If You Have Symptoms of COVID-19
The most common symptoms of COVID-19 are coughing, fever of over 100.4 F, and shortness of breath. Use the CDC’s Coronavirus Self-Checker to review your symptoms. If you are concerned you may have COVID-19, call your healthcare provider to ask whether you should come for an exam or test before visiting in person. Most people who get COVID-19 recover on their own at home and do not need testing or treatment. Anyone with symptoms of respiratory illness should isolate themselves; avoid contact with other people; wash their hands frequently; and disinfect surfaces regularly.

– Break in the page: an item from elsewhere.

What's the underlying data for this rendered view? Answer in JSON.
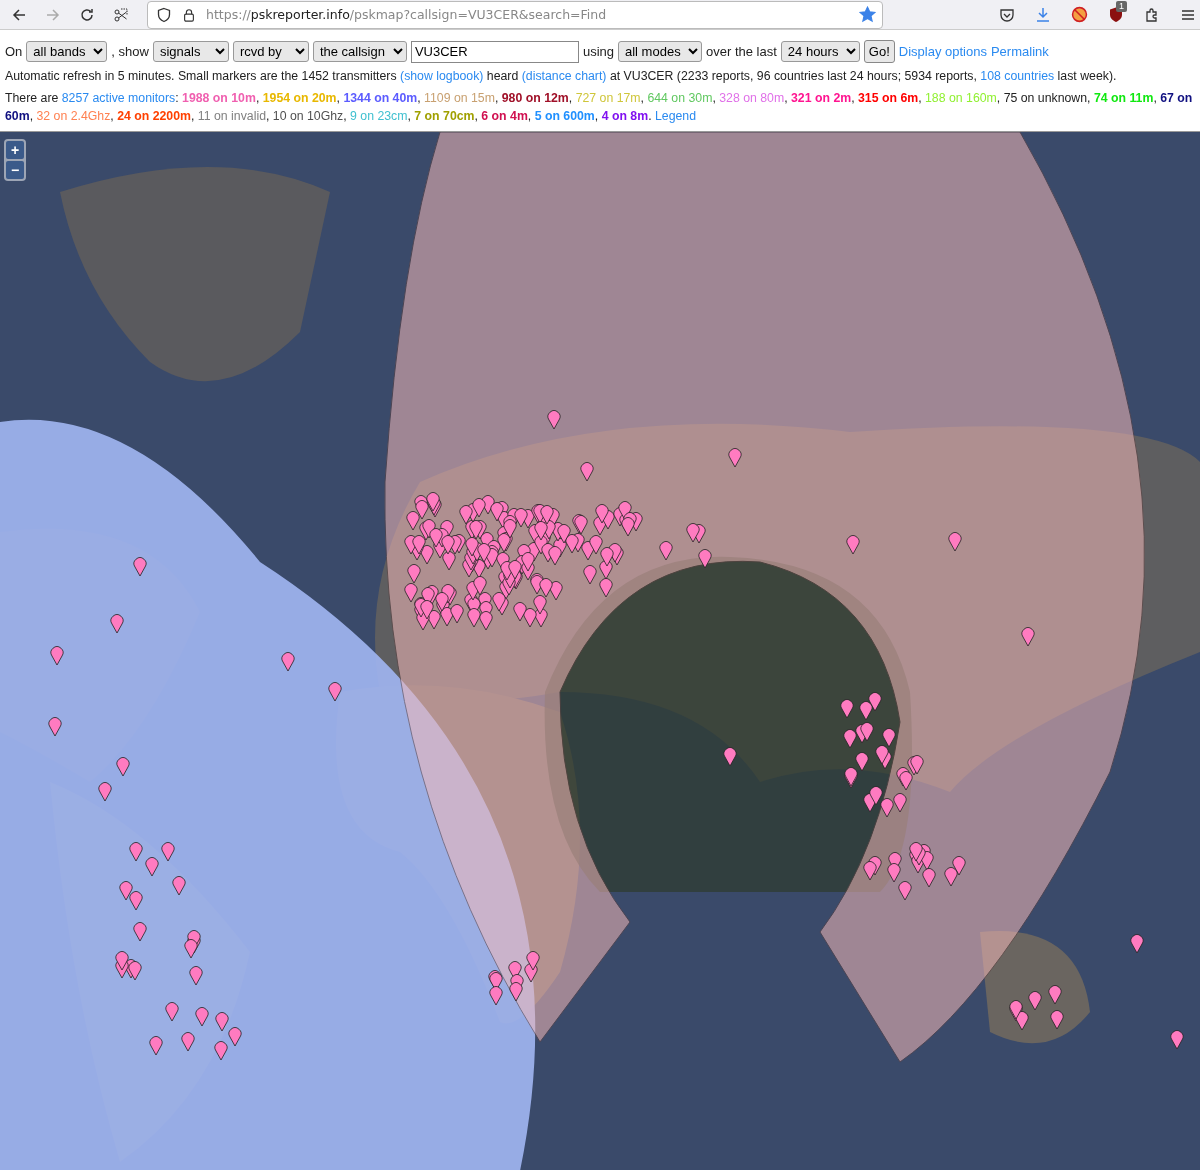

If you have symptoms of COVID-19 and believe you’ve been in close contact with a confirmed case of COVID-19, call the Alexandria COVID-19 Information Line at 703.746.4988, weekdays from 9 a.m. to 6 p.m. The Alexandria Health Department does not provide COVID-19 diagnosis or testing. If you need a letter about your health status, contact your healthcare provider. If AHD has contacted you directly for active monitoring or quarantine, AHD can provide a letter for your employer clearing you to return to work once that is complete.
Protect Yourself and Others, Especially Vulnerable Community Members
- Wash Your Hands. Rub hands together with soap and water for at least 20 seconds.
- Use Hand Sanitizer. If you can’t wash your hands, use hand sanitizer that contains at least 60% alcohol as you would wash your hands, rubbing them together for 20 seconds.
- Don’t Touch Your Face. Avoid touching your eyes, nose and mouth with unwashed hands.
- Stay Home. If you are feeling sick, stay home. If you are well, avoid close contact with people who are sick.
- Use Your Elbow. Cough and sneeze into your elbow, not your hand. Alternatively, cough or sneeze into a tissue, then throw the tissue in the trash, and wash your hands.
- Disinfect Surfaces. Clean and disinfect frequently touched objects and surfaces.
- Manage Stress. The CDC recommends taking breaks from exposure to the news; take deep breaths or meditate; try to eat healthy; get sleep or rest; make time to do activities you enjoy; and connect with others to share your feelings.